Стакан без стенок (сборник)
Шрифт:
Ее настроение всегда менялось мгновенно. Вот и сейчас она без всякого перехода продемонстрировала безграничную любовь ко мне и довольство всем миром вообще – свернулась на узкой ступеньке, став похожей на пельмень или ухо – свернувшаяся кошка равно похожа на два эти предмета, – и кокетливо посмотрела на меня широко открывшимся одним глазом из-под руки.
Ну, в смысле из-под передней лапы, если вам так понятней.

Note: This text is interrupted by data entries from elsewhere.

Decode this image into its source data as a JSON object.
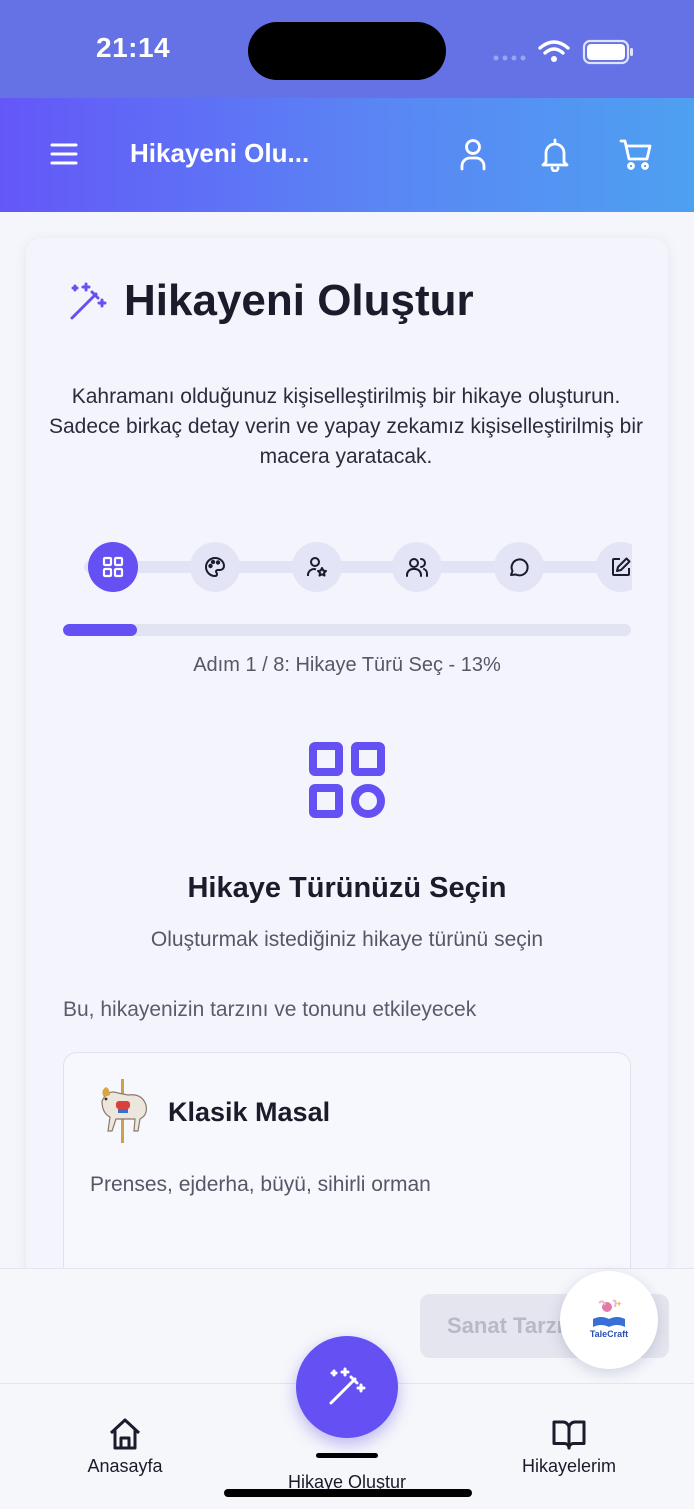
{
  "status_bar": {
    "time": "21:14"
  },
  "header": {
    "title": "Hikayeni Olu...",
    "icons": [
      "menu-icon",
      "user-icon",
      "bell-icon",
      "cart-icon"
    ]
  },
  "card": {
    "title": "Hikayeni Oluştur",
    "description": "Kahramanı olduğunuz kişiselleştirilmiş bir hikaye oluşturun. Sadece birkaç detay verin ve yapay zekamız kişiselleştirilmiş bir macera yaratacak.",
    "steps": [
      {
        "icon": "grid-icon",
        "active": true
      },
      {
        "icon": "palette-icon",
        "active": false
      },
      {
        "icon": "user-star-icon",
        "active": false
      },
      {
        "icon": "users-icon",
        "active": false
      },
      {
        "icon": "chat-icon",
        "active": false
      },
      {
        "icon": "edit-icon",
        "active": false
      }
    ],
    "progress": {
      "current": 1,
      "total": 8,
      "percent": 13,
      "text": "Adım 1 / 8: Hikaye Türü Seç - 13%"
    },
    "section": {
      "title": "Hikaye Türünüzü Seçin",
      "subtitle": "Oluşturmak istediğiniz hikaye türünü seçin",
      "hint": "Bu, hikayenizin tarzını ve tonunu etkileyecek"
    },
    "options": [
      {
        "title": "Klasik Masal",
        "description": "Prenses, ejderha, büyü, sihirli orman",
        "icon": "carousel-horse-icon"
      }
    ]
  },
  "actions": {
    "next_label": "Sanat Tarzı",
    "fab_brand": "TaleCraft"
  },
  "tab_bar": {
    "items": [
      {
        "label": "Anasayfa",
        "icon": "home-icon"
      },
      {
        "label": "Hikaye Oluştur",
        "icon": "magic-wand-icon"
      },
      {
        "label": "Hikayelerim",
        "icon": "book-icon"
      }
    ]
  },
  "colors": {
    "accent": "#6450f3",
    "header_start": "#6457f8",
    "header_end": "#4ea0f1",
    "status_bar": "#6472e6"
  }
}
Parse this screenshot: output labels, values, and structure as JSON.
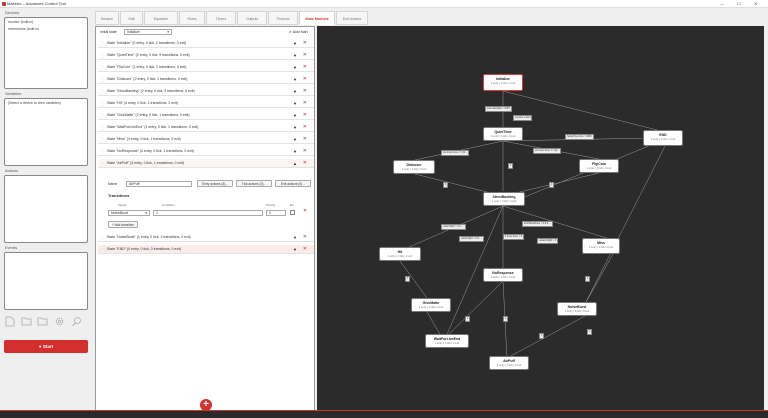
{
  "window": {
    "title": "Maestro – Advanced Control Tool",
    "controls": [
      "—",
      "☐",
      "✕"
    ]
  },
  "sidebar": {
    "devices_label": "Devices",
    "devices": [
      "monitor (built-in)",
      "metronome (built-in)"
    ],
    "variables_label": "Variables",
    "variables_hint": "(Select a device to view variables)",
    "actions_label": "Actions",
    "events_label": "Events",
    "start_label": "● Start",
    "toolbar_icons": [
      "new-file-icon",
      "open-folder-icon",
      "save-folder-icon",
      "settings-gear-icon",
      "search-icon"
    ]
  },
  "tabs": [
    "Session",
    "Edit",
    "Equalizer",
    "Rules",
    "Timers",
    "Outputs",
    "Protocol",
    "State Machine",
    "End Actions"
  ],
  "active_tab": "State Machine",
  "editor": {
    "initial_state_label": "Initial state",
    "initial_state_value": "Initialize",
    "auto_start_label": "✔ Auto start",
    "states": [
      "State \"Initialize\"  (0 entry, 0 tick, 2 transitions, 0 exit)",
      "State \"QuietTime\"  (2 entry, 0 tick, 9 transitions, 0 exit)",
      "State \"FlipCoin\"  (1 entry, 0 tick, 2 transitions, 0 exit)",
      "State \"Dinkuser\"  (2 entry, 0 tick, 1 transitions, 0 exit)",
      "State \"StrunBashing\"  (2 entry, 0 tick, 3 transitions, 0 exit)",
      "State \"Hit\"  (4 entry, 0 tick, 1 transitions, 2 exit)",
      "State \"GiveMatte\"  (2 entry, 0 tick, 1 transitions, 0 exit)",
      "State \"WaitForLiveEnd\"  (1 entry, 0 tick, 1 transitions, 0 exit)",
      "State \"Miss\"  (4 entry, 0 tick, 1 transitions, 0 exit)",
      "State \"NoResponse\"  (4 entry, 0 tick, 1 transitions, 0 exit)",
      "State \"AirPuff\"  (3 entry, 0 tick, 1 transitions, 0 exit)"
    ],
    "expanded": {
      "name_label": "Name",
      "name_value": "AirPuff",
      "entry_actions": "Entry actions (3)...",
      "tick_actions": "Tick actions (0)...",
      "exit_actions": "Exit actions (0)...",
      "transitions_title": "Transitions",
      "cols": [
        "Target",
        "Condition",
        "Priority",
        "En"
      ],
      "row": {
        "target": "NoiseBurst",
        "condition": "1",
        "priority": "0"
      },
      "add_transition": "+ Add transition"
    },
    "after_states": [
      "State \"NoiseBurst\"  (1 entry, 0 tick, 1 transitions, 0 exit)",
      "State \"END\"  (0 entry, 0 tick, 0 transitions, 0 exit)"
    ],
    "add_state": "+"
  },
  "graph": {
    "nodes": [
      {
        "id": "Initialize",
        "sub": "0 entry | 0 tick | 0 exit"
      },
      {
        "id": "QuietTime",
        "sub": "2 entry | 0 tick | 0 exit"
      },
      {
        "id": "END",
        "sub": "0 entry | 0 tick | 0 exit"
      },
      {
        "id": "Dinkuser",
        "sub": "2 entry | 0 tick | 0 exit"
      },
      {
        "id": "FlipCoin",
        "sub": "1 entry | 0 tick | 0 exit"
      },
      {
        "id": "StrunBashing",
        "sub": "2 entry | 0 tick | 0 exit"
      },
      {
        "id": "Hit",
        "sub": "4 entry | 0 tick | 2 exit"
      },
      {
        "id": "Miss",
        "sub": "4 entry | 0 tick | 0 exit"
      },
      {
        "id": "NoResponse",
        "sub": "4 entry | 0 tick | 0 exit"
      },
      {
        "id": "GiveMatte",
        "sub": "2 entry | 0 tick | 0 exit"
      },
      {
        "id": "NoiseBurst",
        "sub": "1 entry | 0 tick | 0 exit"
      },
      {
        "id": "WaitForLiveEnd",
        "sub": "1 entry | 0 tick | 0 exit"
      },
      {
        "id": "AirPuff",
        "sub": "3 entry | 0 tick | 0 exit"
      }
    ],
    "edge_labels": [
      "trial.start(idle) = 1000",
      "session.ended",
      "NoiseTime.time > 3000",
      "pin.inner.done == Q1...",
      "pin.inner.done == Q2...",
      "1",
      "1",
      "1",
      "outlet.flight > 0 & ...",
      "outlet.flight < 0 & ...",
      "limitStimeDone > 0.8 & ...",
      "outletA.flight > 0",
      "if.inner.done > 0",
      "1",
      "1",
      "1",
      "1",
      "1",
      "1"
    ]
  }
}
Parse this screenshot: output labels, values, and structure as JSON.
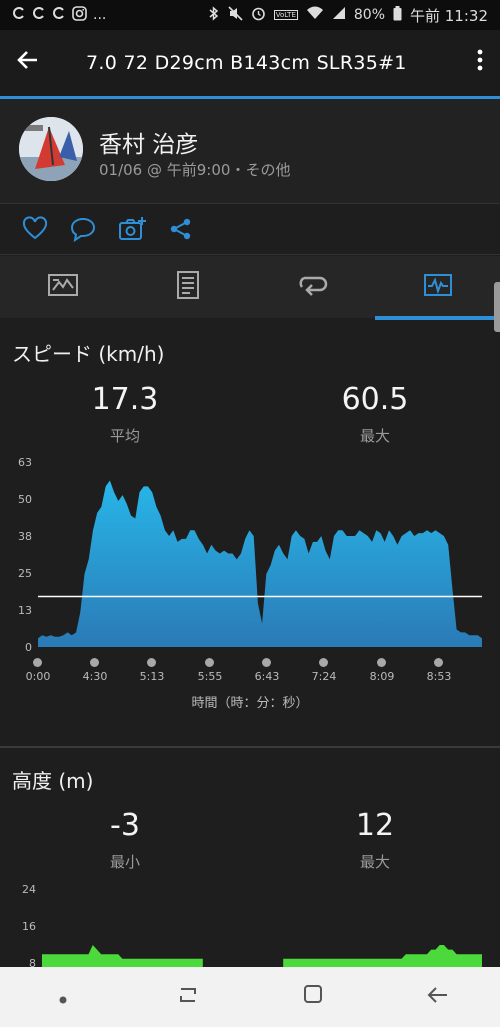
{
  "status_bar": {
    "left_icons": [
      "notification-icon",
      "notification-icon",
      "notification-icon",
      "instagram-icon",
      "more-icon"
    ],
    "more_text": "...",
    "battery": "80%",
    "time": "午前 11:32",
    "volte": "VoLTE"
  },
  "app_bar": {
    "title": "7.0  72   D29cm  B143cm SLR35#1",
    "back_icon": "arrow-left-icon",
    "menu_icon": "more-vert-icon"
  },
  "profile": {
    "name": "香村 治彦",
    "meta": "01/06 @ 午前9:00・その他"
  },
  "actions": [
    "heart-icon",
    "comment-icon",
    "add-photo-icon",
    "share-icon"
  ],
  "tabs": [
    {
      "icon": "overview-icon"
    },
    {
      "icon": "details-icon"
    },
    {
      "icon": "laps-icon"
    },
    {
      "icon": "charts-icon",
      "active": true
    }
  ],
  "speed": {
    "title": "スピード (km/h)",
    "avg_value": "17.3",
    "avg_label": "平均",
    "max_value": "60.5",
    "max_label": "最大"
  },
  "altitude": {
    "title": "高度 (m)",
    "min_value": "-3",
    "min_label": "最小",
    "max_value": "12",
    "max_label": "最大"
  },
  "colors": {
    "accent": "#2e8fd6",
    "speed_fill_top": "#28b6e8",
    "speed_fill_bottom": "#2a7ab6",
    "altitude_fill": "#4cd93c"
  },
  "chart_data": [
    {
      "type": "area",
      "title": "スピード (km/h)",
      "xlabel": "時間（時：分：秒）",
      "ylabel": "",
      "x_tick_labels": [
        "0:00",
        "4:30",
        "5:13",
        "5:55",
        "6:43",
        "7:24",
        "8:09",
        "8:53"
      ],
      "y_tick_labels": [
        "63",
        "50",
        "38",
        "25",
        "13",
        "0"
      ],
      "ylim": [
        0,
        63
      ],
      "average_line": 17.3,
      "grid": false,
      "series": [
        {
          "values": [
            3,
            4,
            3.5,
            4,
            3.5,
            3.5,
            4,
            5,
            4,
            5,
            12,
            25,
            30,
            40,
            46,
            48,
            55,
            57,
            53,
            50,
            52,
            49,
            45,
            44,
            53,
            55,
            55,
            53,
            48,
            45,
            40,
            38,
            40,
            36,
            37,
            37,
            40,
            40,
            37,
            35,
            32,
            35,
            33,
            32,
            33,
            32,
            32,
            30,
            32,
            37,
            40,
            38,
            15,
            8,
            25,
            28,
            33,
            35,
            32,
            30,
            38,
            40,
            38,
            37,
            32,
            36,
            36,
            38,
            33,
            30,
            38,
            40,
            40,
            38,
            38,
            38,
            40,
            39,
            38,
            36,
            40,
            39,
            36,
            40,
            38,
            35,
            38,
            39,
            40,
            38,
            39,
            39,
            40,
            39,
            40,
            39,
            38,
            35,
            20,
            6,
            5,
            5,
            4,
            4,
            4,
            3
          ]
        }
      ]
    },
    {
      "type": "area",
      "title": "高度 (m)",
      "y_tick_labels": [
        "24",
        "16",
        "8"
      ],
      "ylim": [
        0,
        24
      ],
      "grid": false,
      "series": [
        {
          "values": [
            10,
            10,
            10,
            10,
            10,
            10,
            10,
            10,
            10,
            10,
            10,
            10,
            12,
            11,
            10,
            10,
            10,
            10,
            10,
            9,
            9,
            9,
            9,
            9,
            9,
            9,
            9,
            9,
            9,
            9,
            9,
            9,
            9,
            9,
            9,
            9,
            9,
            9,
            9,
            null,
            null,
            null,
            null,
            null,
            null,
            null,
            null,
            null,
            null,
            null,
            null,
            null,
            null,
            null,
            null,
            null,
            null,
            9,
            9,
            9,
            9,
            9,
            9,
            9,
            9,
            9,
            9,
            9,
            9,
            9,
            9,
            9,
            9,
            9,
            9,
            9,
            9,
            9,
            9,
            9,
            9,
            9,
            9,
            9,
            9,
            9,
            10,
            10,
            10,
            10,
            10,
            10,
            11,
            11,
            12,
            12,
            11,
            11,
            10,
            10,
            10,
            10,
            10,
            10,
            10
          ]
        }
      ]
    }
  ]
}
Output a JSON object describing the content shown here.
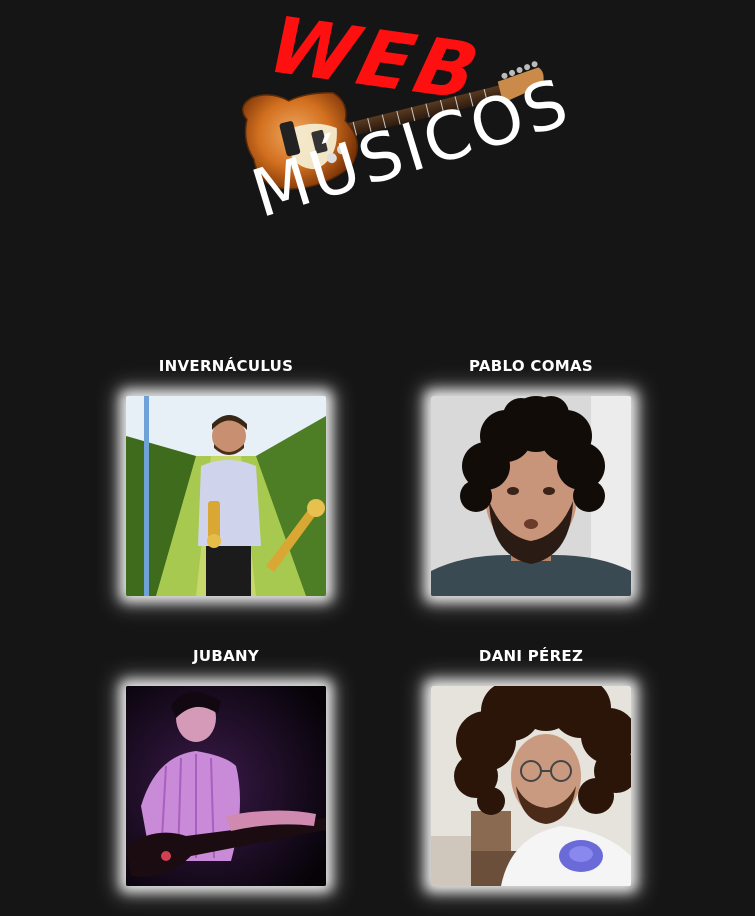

– Слушай, – пробормотала она тихо и неразборчиво, так что сначала мне показалось, что она просто урчит. – Сл-ш-ш… Пш-ш-шли отс-сюда… Пр-р-рогуляемся…
При этом
– Куда ж мы пойдем? – удивился я. Прогулки вдвоем у нас не были в обычае, да и вообще она заметно побаивалась улицы, не подходила к воротам, а по двору гуляла так же неохотно и недолго, как я, для короткого моциона. – Мне надо работать, и так все утро потерял на негодные начала… И как это мы с тобой пойдем гулять? У меня и поводка для тебя нет…
Закончив интимную процедуру, Алиса села столбиком и принялась смотреть на меня в упор. Через пару тихих минут, словно впервые изучив мою – судя по выражению кошкиного лица, крайне несимпатичную – внешность, она вздохнула с тихим писком, переступила передними лапами (тут уж это никак не были руки), поджимая пальцы, и произнесла длинную речь.
– Еще поводка мне не хватало, – мельком отвергла она мой неудачный аргумент. – Да и не в поводке дело, это отговорка. Как и твоя работа. Что, собираешься третий вариант начала написать, такой же дурацкий, как предыдущие два? Брось, кончай все это. Ты думаешь, это я хочу сбежать отсюда? Думаешь, мне одной эта клетка надоела до смерти?!
Она правой рукой загребла воздух. Этот символический жест, которым она, совершив нужные дела, обычно как бы зарывала свой отхожий лоток, заменял у нее слово «говно» – грубых слов, никаких, даже столь невинных, она никогда не произносила.
– Ты не хуже меня знаешь, что тебе давно пора сбежать, – продолжала кошка, выгибая вверх спину и образуя таким образом в профиль греческую букву «омега», словно собираясь на кого-то напасть. – Нельзя всю жизнь писать. Ты сначала жил, потом писал, теперь тебе снова пора жить. Не стану тебя убеждать, что после этого ты опять будешь писать, пожалуй, уже не успеешь… Но что тебе пора снова жить, это точно.
С этими словами она прыгнула на мое левое плечо.
Цепляясь за перила, со всей возможной осторожностью стараясь не стряхнуть ее – она при этом слегка запустила в меня когти сквозь свитер, – я встал и медленно спустился по лестнице.
В пустом доме стояла совершенная тишина.
В прихожей я натянул старую куртку с капюшоном, от которой давно оторвались одна веревочная петля и одна деревянная пуговица. Алиса ловко переступала, давая мне одеться, но с плеча не слезала.
Мы пересекли двор, я отпер калитку, запер ее за нами и подсунул ключ под ворота.
К моему удивлению, проходящие машины, забрасывавшие на нашу узкую – протоптанную в одну ступню – дорожку куски грязного снега, совершенно ее, трусиху Алису, не пугали. Она лишь переползла по моему загривку на правое плечо, подальше от мостовой, и теперь грязные брызги оседали на моем лице,
Впрочем, машин было немного, а людей не было вовсе – улица была пуста, как и мой дом.
– Пош-шли, р-р-родной мой, – урчала кошка мне в самое ухо. – Пойдем, хуж-же не будет. На сегодня у тебя денег хватит?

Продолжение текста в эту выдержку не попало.